Heike Vesper © Sonja Ritter / WWF
Heike Vesper © Sonja Ritter / WWF

Heike Vesper ist Meeresbiologin und Direktorin des WWF Deutschland am Internationalen WWF-Zentrum für Meeresschutz, wo sie u. a. die Strategie des Ozean-Programms mit den Schwerpunkten internationale Meerespolitik, Erhaltung wichtiger Meereslebensräume, nachhaltige Fischerei sowie die Reduzierung von Plastikmüll verantwortet. Bereits 1999 trat sie dem marinen Team des WWF Deutschland bei, dort initiierte sie u. a. den Fischereimarktansatz, um nachhaltige Fischerei in europäischen Meeren zu etablieren. Heike Vesper lebt mit ihrer Familie in Hamburg. 

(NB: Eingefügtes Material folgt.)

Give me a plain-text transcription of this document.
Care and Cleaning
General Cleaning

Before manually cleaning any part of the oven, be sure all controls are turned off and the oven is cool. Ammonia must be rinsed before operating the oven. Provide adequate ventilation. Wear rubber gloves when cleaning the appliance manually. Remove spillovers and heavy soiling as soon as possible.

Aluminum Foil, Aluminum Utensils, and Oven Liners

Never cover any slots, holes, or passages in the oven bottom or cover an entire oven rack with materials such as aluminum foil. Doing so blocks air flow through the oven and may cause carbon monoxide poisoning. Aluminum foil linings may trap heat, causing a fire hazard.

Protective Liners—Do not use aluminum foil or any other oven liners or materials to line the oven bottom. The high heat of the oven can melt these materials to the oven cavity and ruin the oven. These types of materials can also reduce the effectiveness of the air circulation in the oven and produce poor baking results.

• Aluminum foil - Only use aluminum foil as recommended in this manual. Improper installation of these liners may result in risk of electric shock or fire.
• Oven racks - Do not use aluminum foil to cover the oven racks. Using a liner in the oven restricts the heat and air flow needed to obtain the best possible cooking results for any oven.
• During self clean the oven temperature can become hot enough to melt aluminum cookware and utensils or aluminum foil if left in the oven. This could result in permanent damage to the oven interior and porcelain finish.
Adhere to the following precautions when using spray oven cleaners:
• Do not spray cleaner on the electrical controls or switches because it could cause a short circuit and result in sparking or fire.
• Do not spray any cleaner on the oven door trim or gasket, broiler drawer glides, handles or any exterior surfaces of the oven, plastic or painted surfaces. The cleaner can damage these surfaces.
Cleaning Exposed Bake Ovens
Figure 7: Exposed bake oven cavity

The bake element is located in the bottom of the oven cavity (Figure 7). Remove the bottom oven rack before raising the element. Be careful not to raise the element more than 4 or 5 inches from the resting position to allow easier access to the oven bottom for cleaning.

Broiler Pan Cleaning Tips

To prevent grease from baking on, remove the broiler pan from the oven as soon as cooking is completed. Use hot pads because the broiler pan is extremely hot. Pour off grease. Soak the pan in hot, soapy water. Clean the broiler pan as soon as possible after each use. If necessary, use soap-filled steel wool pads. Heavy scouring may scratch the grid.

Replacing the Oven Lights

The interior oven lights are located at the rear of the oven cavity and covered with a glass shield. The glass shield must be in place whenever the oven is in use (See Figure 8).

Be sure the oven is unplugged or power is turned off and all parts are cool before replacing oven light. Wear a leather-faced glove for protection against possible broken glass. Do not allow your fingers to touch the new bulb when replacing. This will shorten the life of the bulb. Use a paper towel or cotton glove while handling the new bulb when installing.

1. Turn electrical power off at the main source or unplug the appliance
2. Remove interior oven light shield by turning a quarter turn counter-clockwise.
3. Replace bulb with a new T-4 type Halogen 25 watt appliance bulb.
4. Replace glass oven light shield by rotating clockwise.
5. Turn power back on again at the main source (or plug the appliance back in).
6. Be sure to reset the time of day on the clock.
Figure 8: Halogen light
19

Das Buch entstand gemeinsam mit Janina Jetten. Sie lebt und arbeitet als freiberufliche Autorin und Ghostwriterin in Hamburg. Zuvor war sie acht Jahre stellvertretende Chefredakteurin von PetraBella und Mädchen. Als Redakteurin hat sie außerdem für das TV-Format Beckmann, für die Gala, die Hamburger Morgenpost sowie für TV Hören und Sehen gearbeitet. 

Das Buch ist am 16.02.2021 mit 256 Seiten als Taschenbuch im Rowohlt-Verlag erschienen.